針葉樹:Picea (トウヒ属:エゾマツ或いはアカエゾマツ),Abies(モミ属:トドマツ),Pinus(マツ属),Tsuga(ツガ属),Larix(カラマツ属:グイマツ)
冷温帯広葉樹:Quercus(コナラ属),Ulmus(ニレ属),Juglans(クルミ属),Tilia(シナノキ属),Acer(カエデ属),Corylus(ハシバミ属)
その他の広葉樹:Betula (カバノキ属),Alnus(ハンノキ属)
湿原性低木:Ercaceae (ツツジ科),Myrica(ヤマモモ属:ヤチヤナギ)
草本類は次のとおりである.
Carduoideae(キク亜科),Artemisia(ヨモギ属),Thalictrum(カラマツソウ属),Sanguisorba(ワレモコウ属),Persicaria(タデ属),Lysichiton(ミズバショウ),Menyanthes(ミツガシワ),Valerianaceae(オミナエシ科),バラ科(Rosaceae),
Umbelliferae(セリ科),Gramineae(イネ科),Cyperaceae(カヤツリグサ科),
シダ類とコケ類は次のとおりである.
Monolete(単溝型:ウラボシ科,オシダ科を含む),Osmundaceae(ゼンマイ科),Lycopodiaceae(ヒカゲノカズラ科),Selaginela selaginoides(コケスギラン),Sphagnum(ミズゴケ属)
木本花粉の産出をもとに下位から1,2,3の三花粉帯に区分した.各花粉帯の花粉群の特徴は次のとおりである.
花粉帯1(深度22.05mと22.8m):Piceaが70%以上と最も高率で,Abies,Larix,Pinusを伴う.冷温帯広葉樹は検出されない.草本類は低率で,シダ類はLycopodiaceaeを除いて産出しない.木本類の全体に占める割合は86.6%と98.6%と高い.
花粉帯2(深度13.0mと18.8m):1帯に比べ,Piceaが42%以下に急減し,Abiesも減少する.かわってLarixが24〜33%に増加する.下位でEricaceaeとMyricaが高率であるが,上位ではCyperaceae,Monolete,Lycopodium,Sphagnumなどの草本類,シダ,コケ類が増加する.木本類の全体に占める割合は下位で98.6%であるが上位では51.3%に低下する.
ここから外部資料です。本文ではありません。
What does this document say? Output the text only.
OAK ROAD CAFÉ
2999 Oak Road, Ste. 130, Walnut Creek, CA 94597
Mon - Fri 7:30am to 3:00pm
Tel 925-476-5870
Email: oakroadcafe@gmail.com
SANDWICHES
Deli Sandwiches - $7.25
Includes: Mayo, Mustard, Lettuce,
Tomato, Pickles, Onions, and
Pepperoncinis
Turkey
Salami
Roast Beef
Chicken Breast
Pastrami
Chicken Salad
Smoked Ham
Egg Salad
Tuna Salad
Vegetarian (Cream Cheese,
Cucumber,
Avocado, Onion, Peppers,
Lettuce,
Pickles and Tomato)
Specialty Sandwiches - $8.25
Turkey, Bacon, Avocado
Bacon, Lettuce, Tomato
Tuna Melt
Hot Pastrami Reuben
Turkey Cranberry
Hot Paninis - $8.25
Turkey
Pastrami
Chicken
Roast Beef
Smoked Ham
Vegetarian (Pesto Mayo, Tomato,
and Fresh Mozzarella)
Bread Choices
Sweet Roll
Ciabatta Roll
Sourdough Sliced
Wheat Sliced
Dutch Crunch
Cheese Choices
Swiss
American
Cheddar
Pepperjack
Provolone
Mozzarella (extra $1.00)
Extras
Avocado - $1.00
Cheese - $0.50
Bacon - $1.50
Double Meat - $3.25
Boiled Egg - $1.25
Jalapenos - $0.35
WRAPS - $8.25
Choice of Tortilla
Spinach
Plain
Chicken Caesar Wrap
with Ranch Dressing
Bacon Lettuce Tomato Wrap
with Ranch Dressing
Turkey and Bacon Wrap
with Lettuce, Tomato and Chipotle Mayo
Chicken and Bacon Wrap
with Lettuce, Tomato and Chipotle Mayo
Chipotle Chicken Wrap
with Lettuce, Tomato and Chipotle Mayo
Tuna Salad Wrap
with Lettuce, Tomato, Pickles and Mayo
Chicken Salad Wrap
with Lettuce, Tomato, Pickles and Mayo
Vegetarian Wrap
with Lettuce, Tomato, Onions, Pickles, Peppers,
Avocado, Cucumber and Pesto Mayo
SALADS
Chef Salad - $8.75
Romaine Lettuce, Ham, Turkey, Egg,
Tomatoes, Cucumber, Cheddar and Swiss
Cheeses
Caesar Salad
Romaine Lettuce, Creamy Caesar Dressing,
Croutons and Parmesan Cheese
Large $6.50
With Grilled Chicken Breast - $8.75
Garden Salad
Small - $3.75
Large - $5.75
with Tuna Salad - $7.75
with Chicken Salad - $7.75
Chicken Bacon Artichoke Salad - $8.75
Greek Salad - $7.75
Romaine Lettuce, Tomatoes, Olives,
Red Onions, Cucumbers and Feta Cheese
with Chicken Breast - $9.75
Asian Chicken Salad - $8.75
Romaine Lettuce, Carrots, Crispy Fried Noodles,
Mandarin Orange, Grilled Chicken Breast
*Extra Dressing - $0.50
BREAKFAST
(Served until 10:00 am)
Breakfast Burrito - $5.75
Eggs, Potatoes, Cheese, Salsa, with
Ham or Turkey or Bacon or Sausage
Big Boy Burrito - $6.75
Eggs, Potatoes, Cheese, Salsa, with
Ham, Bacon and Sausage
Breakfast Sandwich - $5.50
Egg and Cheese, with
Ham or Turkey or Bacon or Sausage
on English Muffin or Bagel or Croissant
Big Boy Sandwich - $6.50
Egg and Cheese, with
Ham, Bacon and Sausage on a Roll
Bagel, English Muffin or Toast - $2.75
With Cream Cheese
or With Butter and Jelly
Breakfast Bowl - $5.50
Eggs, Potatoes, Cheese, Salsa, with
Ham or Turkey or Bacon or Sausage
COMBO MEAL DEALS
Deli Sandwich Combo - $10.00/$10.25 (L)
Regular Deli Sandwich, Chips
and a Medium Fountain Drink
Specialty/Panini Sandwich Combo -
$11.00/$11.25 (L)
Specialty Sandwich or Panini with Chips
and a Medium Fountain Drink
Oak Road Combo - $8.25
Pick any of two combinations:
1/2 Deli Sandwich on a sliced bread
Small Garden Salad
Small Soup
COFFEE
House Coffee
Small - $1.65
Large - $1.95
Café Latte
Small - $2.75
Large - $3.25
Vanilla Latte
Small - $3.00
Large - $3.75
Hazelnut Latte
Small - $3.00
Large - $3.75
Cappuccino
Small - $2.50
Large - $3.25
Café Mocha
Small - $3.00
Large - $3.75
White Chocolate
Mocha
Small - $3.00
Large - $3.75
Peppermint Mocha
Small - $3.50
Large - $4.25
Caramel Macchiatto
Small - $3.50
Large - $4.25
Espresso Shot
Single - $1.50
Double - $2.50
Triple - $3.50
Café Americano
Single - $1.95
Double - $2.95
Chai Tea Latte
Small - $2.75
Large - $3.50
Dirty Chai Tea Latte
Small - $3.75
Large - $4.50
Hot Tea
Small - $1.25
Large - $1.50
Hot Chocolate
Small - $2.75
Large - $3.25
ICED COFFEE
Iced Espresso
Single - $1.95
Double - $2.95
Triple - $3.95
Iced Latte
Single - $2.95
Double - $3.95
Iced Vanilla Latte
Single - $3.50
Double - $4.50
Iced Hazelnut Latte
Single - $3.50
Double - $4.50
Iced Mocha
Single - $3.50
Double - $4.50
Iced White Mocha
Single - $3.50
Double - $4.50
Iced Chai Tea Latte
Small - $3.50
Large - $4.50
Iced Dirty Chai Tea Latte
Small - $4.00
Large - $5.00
花粉帯3(深度4.0mと9.5m): 1,2帯で優勢であったLarixは検出されず,Piceaも減少する.かわって,Abiesと冷温帯広葉樹のQuercus,JuglansとAlnusが高率に産出する.草本類はそれまでに比べて種類が増え,特にLysichitonとOsmundaceaeが増加する.木本類の全体に占める割合は63%,70%と高い.